Well, maybe with all this talk of quantitative easing has unsettled him. Maybe he thinks the world as we have known it is ending…maybe he’s decided to enjoy it. Or maybe the consumer believes that the Fed will really succeed in stirring up the economy. So, maybe he’s feeling more confident. Or maybe he thinks the Fed will destroy the value of the dollar, so he’s getting ready for inflation – spending his money as fast as possible.

Or, most likely…this is just a little, insignificant blip of information…meaningless noise, in other words.

Households are not likely to really increase spending. They don’t have more income.

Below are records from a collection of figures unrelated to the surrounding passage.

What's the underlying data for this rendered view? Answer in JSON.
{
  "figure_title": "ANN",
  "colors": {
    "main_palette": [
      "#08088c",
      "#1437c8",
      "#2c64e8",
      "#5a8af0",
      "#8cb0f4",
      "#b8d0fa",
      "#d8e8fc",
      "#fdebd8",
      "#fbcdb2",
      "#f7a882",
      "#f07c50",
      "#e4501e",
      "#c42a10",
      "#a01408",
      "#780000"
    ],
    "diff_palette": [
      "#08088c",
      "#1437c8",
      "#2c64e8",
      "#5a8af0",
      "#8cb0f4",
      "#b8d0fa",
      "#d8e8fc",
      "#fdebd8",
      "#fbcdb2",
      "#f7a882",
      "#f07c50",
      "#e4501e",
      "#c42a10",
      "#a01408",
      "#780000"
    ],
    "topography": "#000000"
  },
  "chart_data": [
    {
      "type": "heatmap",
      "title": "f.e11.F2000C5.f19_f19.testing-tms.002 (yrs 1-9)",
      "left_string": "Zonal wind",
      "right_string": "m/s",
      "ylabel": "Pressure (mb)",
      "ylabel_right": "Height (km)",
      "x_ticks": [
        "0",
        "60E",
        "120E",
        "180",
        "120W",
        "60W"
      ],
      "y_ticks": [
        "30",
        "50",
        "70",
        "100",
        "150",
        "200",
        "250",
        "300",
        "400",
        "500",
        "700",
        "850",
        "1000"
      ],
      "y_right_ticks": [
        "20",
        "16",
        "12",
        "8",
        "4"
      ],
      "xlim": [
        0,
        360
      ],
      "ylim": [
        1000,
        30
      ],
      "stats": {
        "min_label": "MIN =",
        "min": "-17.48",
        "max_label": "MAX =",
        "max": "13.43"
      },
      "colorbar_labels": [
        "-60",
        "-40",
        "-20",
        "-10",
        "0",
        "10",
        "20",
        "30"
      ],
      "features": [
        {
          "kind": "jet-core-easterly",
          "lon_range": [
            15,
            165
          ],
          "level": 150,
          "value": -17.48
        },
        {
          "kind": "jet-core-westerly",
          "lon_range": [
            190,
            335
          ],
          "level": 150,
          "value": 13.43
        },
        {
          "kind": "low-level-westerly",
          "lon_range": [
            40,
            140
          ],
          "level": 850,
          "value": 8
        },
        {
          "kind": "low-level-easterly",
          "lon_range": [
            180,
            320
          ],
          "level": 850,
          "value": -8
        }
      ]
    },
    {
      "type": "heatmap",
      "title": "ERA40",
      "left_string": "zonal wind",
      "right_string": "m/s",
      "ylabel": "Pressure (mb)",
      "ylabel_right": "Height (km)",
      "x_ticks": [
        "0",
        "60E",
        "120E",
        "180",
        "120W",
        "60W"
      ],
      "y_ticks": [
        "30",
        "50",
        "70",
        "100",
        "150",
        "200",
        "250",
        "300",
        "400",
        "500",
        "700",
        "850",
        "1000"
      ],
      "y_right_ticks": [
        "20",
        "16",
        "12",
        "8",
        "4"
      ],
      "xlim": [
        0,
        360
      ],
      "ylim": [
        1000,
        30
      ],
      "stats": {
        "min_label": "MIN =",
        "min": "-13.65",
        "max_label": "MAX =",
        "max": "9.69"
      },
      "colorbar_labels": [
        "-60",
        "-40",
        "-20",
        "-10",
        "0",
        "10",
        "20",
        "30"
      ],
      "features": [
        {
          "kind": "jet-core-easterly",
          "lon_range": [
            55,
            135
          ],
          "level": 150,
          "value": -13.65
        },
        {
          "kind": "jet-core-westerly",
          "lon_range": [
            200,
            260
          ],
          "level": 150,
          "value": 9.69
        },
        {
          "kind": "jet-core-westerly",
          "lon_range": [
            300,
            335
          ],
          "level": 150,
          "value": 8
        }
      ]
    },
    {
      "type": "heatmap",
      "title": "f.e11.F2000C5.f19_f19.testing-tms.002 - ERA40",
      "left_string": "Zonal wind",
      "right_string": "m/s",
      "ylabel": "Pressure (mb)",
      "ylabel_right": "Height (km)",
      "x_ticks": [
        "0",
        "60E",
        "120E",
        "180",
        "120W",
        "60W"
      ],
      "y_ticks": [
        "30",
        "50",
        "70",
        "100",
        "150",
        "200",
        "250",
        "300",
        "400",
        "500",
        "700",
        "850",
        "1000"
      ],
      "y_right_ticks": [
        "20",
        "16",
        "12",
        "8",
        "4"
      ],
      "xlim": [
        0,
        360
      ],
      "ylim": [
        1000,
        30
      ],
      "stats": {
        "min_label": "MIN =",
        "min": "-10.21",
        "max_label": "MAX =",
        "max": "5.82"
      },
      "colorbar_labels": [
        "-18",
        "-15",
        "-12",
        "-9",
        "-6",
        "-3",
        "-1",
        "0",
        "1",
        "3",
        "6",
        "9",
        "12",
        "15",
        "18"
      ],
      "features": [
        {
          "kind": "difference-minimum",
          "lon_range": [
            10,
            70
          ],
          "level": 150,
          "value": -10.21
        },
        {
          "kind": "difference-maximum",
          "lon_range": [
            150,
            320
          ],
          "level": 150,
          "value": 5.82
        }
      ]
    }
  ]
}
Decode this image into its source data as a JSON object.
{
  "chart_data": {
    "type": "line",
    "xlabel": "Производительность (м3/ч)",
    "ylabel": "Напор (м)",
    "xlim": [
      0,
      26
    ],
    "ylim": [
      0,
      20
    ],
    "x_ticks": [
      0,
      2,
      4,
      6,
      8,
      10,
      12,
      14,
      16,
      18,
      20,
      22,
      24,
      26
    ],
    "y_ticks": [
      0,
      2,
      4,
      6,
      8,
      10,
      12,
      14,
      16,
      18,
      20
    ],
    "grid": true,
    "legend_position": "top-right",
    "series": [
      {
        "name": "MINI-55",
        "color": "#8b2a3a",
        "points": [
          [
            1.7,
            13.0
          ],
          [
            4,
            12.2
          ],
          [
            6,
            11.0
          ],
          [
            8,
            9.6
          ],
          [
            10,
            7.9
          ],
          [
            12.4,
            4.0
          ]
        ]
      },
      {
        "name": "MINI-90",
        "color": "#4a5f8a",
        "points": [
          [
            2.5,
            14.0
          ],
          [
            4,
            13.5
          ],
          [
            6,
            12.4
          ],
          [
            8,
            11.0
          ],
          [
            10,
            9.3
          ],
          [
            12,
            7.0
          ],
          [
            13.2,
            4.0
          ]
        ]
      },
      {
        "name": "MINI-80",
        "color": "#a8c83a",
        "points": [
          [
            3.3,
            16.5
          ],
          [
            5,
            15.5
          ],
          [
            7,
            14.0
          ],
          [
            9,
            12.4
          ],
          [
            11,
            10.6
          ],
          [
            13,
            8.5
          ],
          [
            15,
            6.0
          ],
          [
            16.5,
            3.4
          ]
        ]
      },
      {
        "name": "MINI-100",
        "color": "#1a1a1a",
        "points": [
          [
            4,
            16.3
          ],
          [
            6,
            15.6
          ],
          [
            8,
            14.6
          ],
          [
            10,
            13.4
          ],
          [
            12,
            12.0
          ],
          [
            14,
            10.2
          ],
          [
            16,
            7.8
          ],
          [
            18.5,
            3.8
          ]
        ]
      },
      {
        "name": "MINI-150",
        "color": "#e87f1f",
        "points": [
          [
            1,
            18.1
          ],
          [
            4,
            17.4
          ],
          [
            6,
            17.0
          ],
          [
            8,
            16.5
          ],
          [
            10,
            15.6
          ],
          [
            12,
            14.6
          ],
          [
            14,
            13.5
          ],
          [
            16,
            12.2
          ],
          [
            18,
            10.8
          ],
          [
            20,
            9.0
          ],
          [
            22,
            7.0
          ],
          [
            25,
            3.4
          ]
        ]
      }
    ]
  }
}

Their houses are worth only about 70% of what they were three years ago, and still going down. Their credit ratings are impaired. Lenders are more cautious. And so are consumers themselves.

So, we’re not going to take this news very seriously. We just didn’t want you to think that we were hiding developments that don’t seem to fit our Great Correction hypothesis. We’re not hiding them; we’re just ignoring them.